If the dataset skewness is between -1/2 and 1/2 then the dataset is considered asymmetrical.

In [11]:
x = [8.0, 1, 2.5, 4, 28]
n = len(x)

mean_ = sum(x)/n
var_ = sum((item - mean_)**2 for item in x) / (n - 1)
std_ = var_ ** 0.5
skew_ = (sum((item - mean_)**3 for item in x) * n / ((n - 1) * (n - 2) * std_**3))

skew_

1.9470432273905929

In [6]:
y, y_with_nan = np.array(x), np.array(x_with_nan)
scipy.stats.skew(y, bias=False)

1.9470432273905927

# _Percentiles_

The sample percentile p is the element in the dataset such that p% of the elements in the dataset are less than or equal to that value.

In [8]:
x = [-5.0, -1.1, 0.1, 2.0, 8.0, 12.8, 21.0, 25.8, 41.0]
statistics.quantiles(x, n = 4, method='inclusive')

[0.1, 8.0, 21.0]

# _Ranges_
The range of data is the difference between the maximum and minimum element in the dataset

In [10]:
np.ptp(x)

46.0

# _Summary of descriptive Statistics_

SciPy and pandas can offer methods to get descriptive statistics of a dataset:

In [5]:
res = scipy.stats.describe(y, ddof=1, bias=False)
print(res.nobs)
print(res.minmax)
print(res.mean)
print(res.variance)
print(res.skewness)
print(res.kurtosis)
res

5
(1.0, 28.0)
8.7
123.19999999999999
1.9470432273905927
3.878019618875446


DescribeResult(nobs=5, minmax=(1.0, 28.0), mean=8.7, variance=123.19999999999999, skewness=1.9470432273905927, kurtosis=3.878019618875446)

In [6]:
res = z.describe()
res

count     5.00000
mean      8.70000
std      11.09955
min       1.00000
25%       2.50000
50%       4.00000
75%       8.00000
max      28.00000
dtype: float64

# Measures of Correlation between pairs of data

Often we need to examine the relationship between the corresponding elements of two variables in a dataset.
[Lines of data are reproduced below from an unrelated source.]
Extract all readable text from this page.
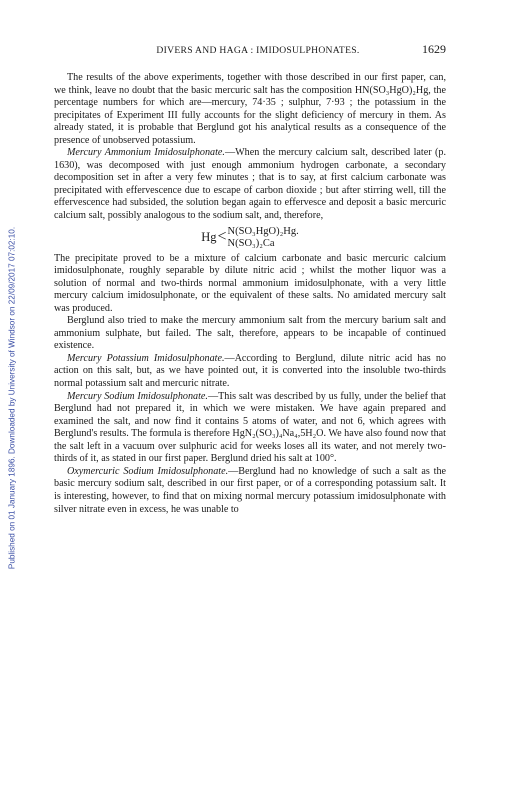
Published on 01 January 1896. Downloaded by University of Windsor on 22/09/2017 07:02:10.
DIVERS AND HAGA : IMIDOSULPHONATES.	1629

The results of the above experiments, together with those described in our first paper, can, we think, leave no doubt that the basic mercuric salt has the composition HN(SO₃HgO)₂Hg, the percentage numbers for which are—mercury, 74·35 ; sulphur, 7·93 ; the potassium in the precipitates of Experiment III fully accounts for the slight deficiency of mercury in them. As already stated, it is probable that Berglund got his analytical results as a consequence of the presence of unobserved potassium.

Mercury Ammonium Imidosulphonate.—When the mercury calcium salt, described later (p. 1630), was decomposed with just enough ammonium hydrogen carbonate, a secondary decomposition set in after a very few minutes ; that is to say, at first calcium carbonate was precipitated with effervescence due to escape of carbon dioxide ; but after stirring well, till the effervescence had subsided, the solution began again to effervesce and deposit a basic mercuric calcium salt, possibly analogous to the sodium salt, and, therefore,

Hg < N(SO₃HgO)₂Hg.
N(SO₃)₂Ca

The precipitate proved to be a mixture of calcium carbonate and basic mercuric calcium imidosulphonate, roughly separable by dilute nitric acid ; whilst the mother liquor was a solution of normal and two-thirds normal ammonium imidosulphonate, with a very little mercury calcium imidosulphonate, or the equivalent of these salts. No amidated mercury salt was produced.

Berglund also tried to make the mercury ammonium salt from the mercury barium salt and ammonium sulphate, but failed. The salt, therefore, appears to be incapable of continued existence.

Mercury Potassium Imidosulphonate.—According to Berglund, dilute nitric acid has no action on this salt, but, as we have pointed out, it is converted into the insoluble two-thirds normal potassium salt and mercuric nitrate.

Mercury Sodium Imidosulphonate.—This salt was described by us fully, under the belief that Berglund had not prepared it, in which we were mistaken. We have again prepared and examined the salt, and now find it contains 5 atoms of water, and not 6, which agrees with Berglund's results. The formula is therefore HgN₂(SO₃)₄Na₄,5H₂O. We have also found now that the salt left in a vacuum over sulphuric acid for weeks loses all its water, and not merely two-thirds of it, as stated in our first paper. Berglund dried his salt at 100°.

Oxymercuric Sodium Imidosulphonate.—Berglund had no knowledge of such a salt as the basic mercury sodium salt, described in our first paper, or of a corresponding potassium salt. It is interesting, however, to find that on mixing normal mercury potassium imidosulphonate with silver nitrate even in excess, he was unable to
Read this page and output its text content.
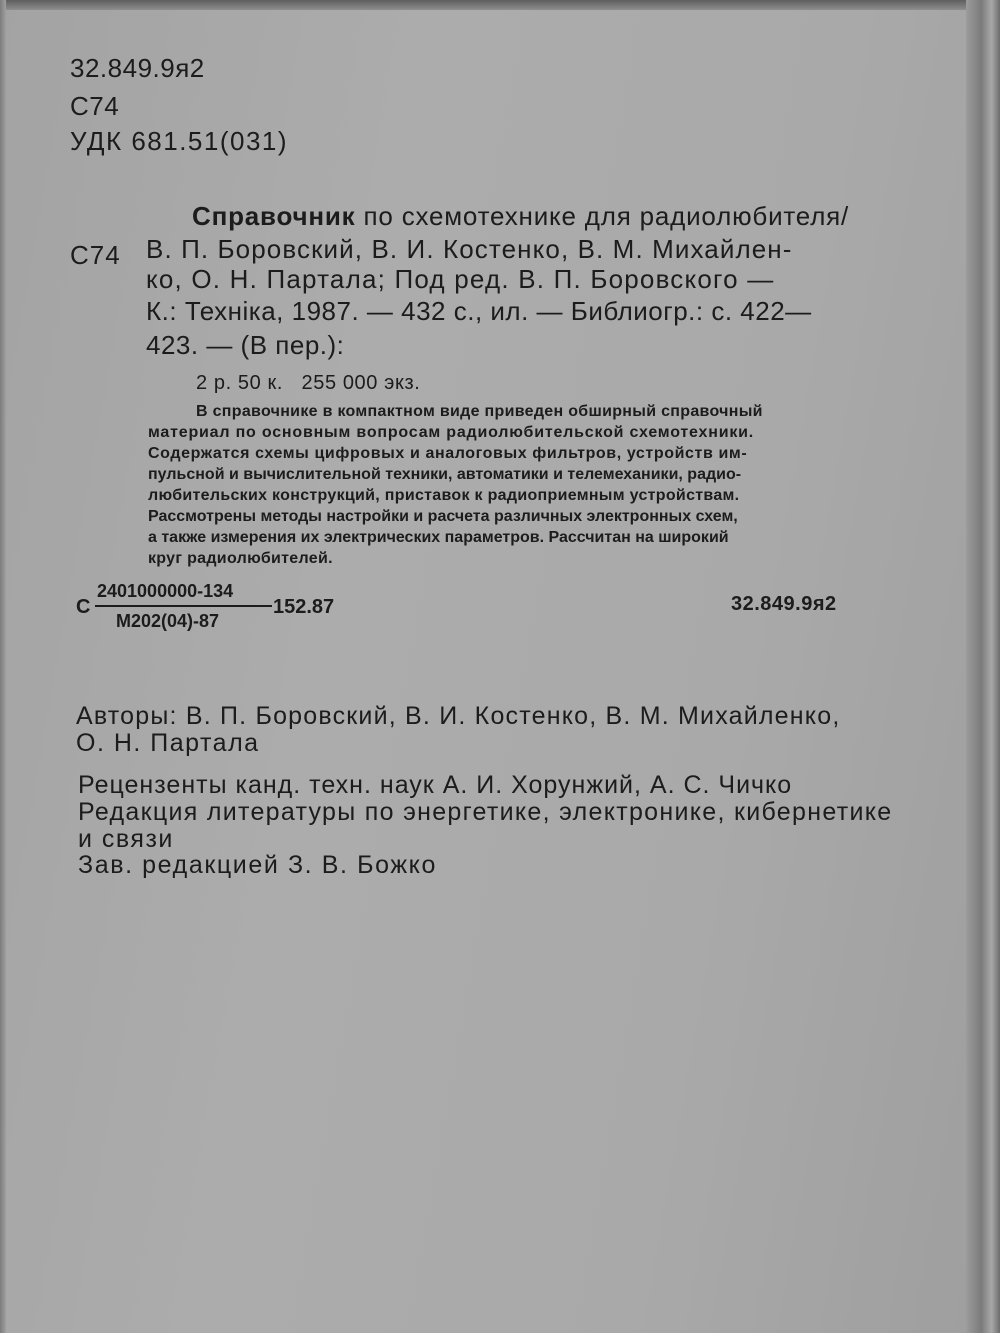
32.849.9я2

С74

УДК 681.51(031)

Справочник по схемотехнике для радиолюбителя/

С74 В. П. Боровский, В. И. Костенко, В. М. Михайлен-

ко, О. Н. Партала; Под ред. В. П. Боровского —

К.: Техніка, 1987. — 432 с., ил. — Библиогр.: с. 422—

423. — (В пер.):

2 р. 50 к.   255 000 экз.

В справочнике в компактном виде приведен обширный справочный

материал по основным вопросам радиолюбительской схемотехники.

Содержатся схемы цифровых и аналоговых фильтров, устройств им-

пульсной и вычислительной техники, автоматики и телемеханики, радио-

любительских конструкций, приставок к радиоприемным устройствам.

Рассмотрены методы настройки и расчета различных электронных схем,

а также измерения их электрических параметров. Рассчитан на широкий

круг радиолюбителей.

С

2401000000-134

М202(04)-87

152.87	32.849.9я2

Авторы: В. П. Боровский, В. И. Костенко, В. М. Михайленко,

О. Н. Партала

Рецензенты канд. техн. наук А. И. Хорунжий, А. С. Чичко

Редакция литературы по энергетике, электронике, кибернетике

и связи

Зав. редакцией З. В. Божко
Day there are two variables x and y, with an equal number of elements n, let $x_{1}$ from $x$ be in function of $y_{1}$ from $y$ and so on with $x_{2}$ and $y_{2}$. We can say that there are n pairs of corresponding elements of x and y.

The most useful measure of correlation are:

- **Postive Correlation:** exists when larger values of x corresponds to larger values of y
- **Negative Correlation:** exists when larges values of x corresponds to smaller values of y
- **Weak or no correlation exists:** if there is no such apparent relationship 

In [1]:
x = list(range(-10, 11))
y = [0, 2, 2, 2, 2, 3, 3, 6, 7, 4, 7, 6, 6, 9, 4, 5, 5, 10, 11, 12, 14]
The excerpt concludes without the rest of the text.